# Best Stock Size Tire



## bsmcall (Sep 11, 2004)

Time for new skins and I could use a little help.

For those of you who have not changed Tire Sizes, 
What tire have you tried that you liked better than stock?


I have had good luck with light truck tires from Kuhmo and Hankook,
but Kumhos are harder to get. :confused


----------



## Wing_Nut (Mar 6, 2005)

Check out Bridgestone Potenza RE750's online at the Tire Rack. Great tire for summer & rain. Not very good for winter. Low noise. Slightly lower wear rating at 340 vs 400 for BFG's but a little more grip too. $156 for stock tire size.

http://www.tirerack.com/tires/tires...rch=true&partnum=445WR7RE750&fromCompare1=yes


----------



## twolf (Nov 24, 2004)

If you are talking performance only,
I recommend the Goodyear Eagle F1 GS D3.

Pricey... but you won't be disapointed.

They are the best rain tire out there IMHO
and sticky as all get out when dry.

They won't move an inch in winter though if you have snow.

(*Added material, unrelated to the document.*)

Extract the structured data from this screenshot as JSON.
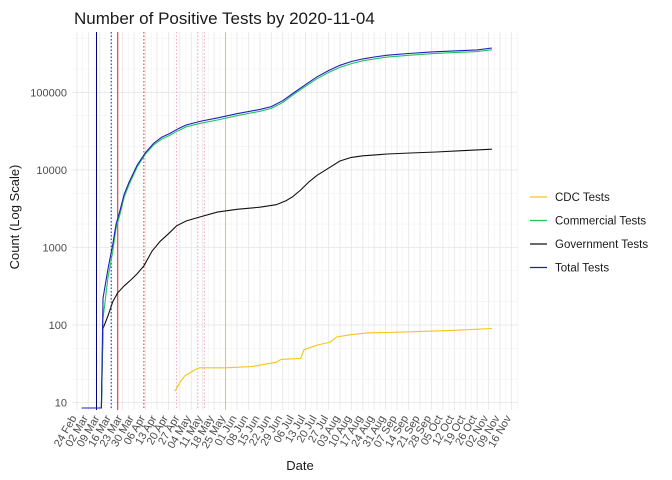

http://www.tirerack.com/tires/tires.jsp?tireMake=Goodyear&tireModel=Eagle+F1+GS-D3


----------



## 79TA&04GTO (Jul 29, 2004)

I just recently had to get a new set. 

Looking at the comparisons, these seem pretty good in the ratings, and aren't too pricey, yet still made by a major company.

Tirerack - Fuzion ZRI


----------



## jontyrees (Dec 21, 2004)

I've had the best luck with performance Dunlops. In order of preference of what I've tried on my wife's old SHO - Dunlop, Bridgestone, Kumho, Goodyear stock.


----------



## bomber76 (Oct 18, 2004)

A couple of the guys at work swear by the Yokohama AVS ES100. One drives a 95 3 series that had been upgraded to M3 specs, the other a heavily modified MR2. Having used Yoko's before with good experiences with them, I'm probably going to try them out. 

http://www.tirerack.com/tires/tires.jsp?tireMake=Yokohama&tireModel=AVS+ES100


----------



## AmesGTO (Aug 3, 2004)

twolf said:


> If you are talking performance only,
> I recommend the Goodyear Eagle F1 GS D3.
> 
> Pricey... but you won't be disapointed.
> ...


The F1's do look really cool and are way better than stock. I had them on last summer. When I went to 19" rims I went with Bridgestone Potenza S-03 Pole Position, they grip really well; very nice tires.


----------



## jontyrees (Dec 21, 2004)

bomber76 said:


> A couple of the guys at work swear by the Yokohama AVS ES100. One drives a 95 3 series that had been upgraded to M3 specs, the other a heavily modified MR2. Having used Yoko's before with good experiences with them, I'm probably going to try them out.
> 
> http://www.tirerack.com/tires/tires.jsp?tireMake=Yokohama&tireModel=AVS+ES100


I think that's where I'm going next. They're pretty cheap too. We also have a Suzuki Aerio SX, (Matrix-looking wagon), with lowered springs that could benefit greatly from them, and they're only about $60 apiece on Tirerack in that size.


----------



## GTODEALER (Jan 7, 2005)

I've known a lot of people that have used ES100's and everyone I've talked to loves them. :cheers


----------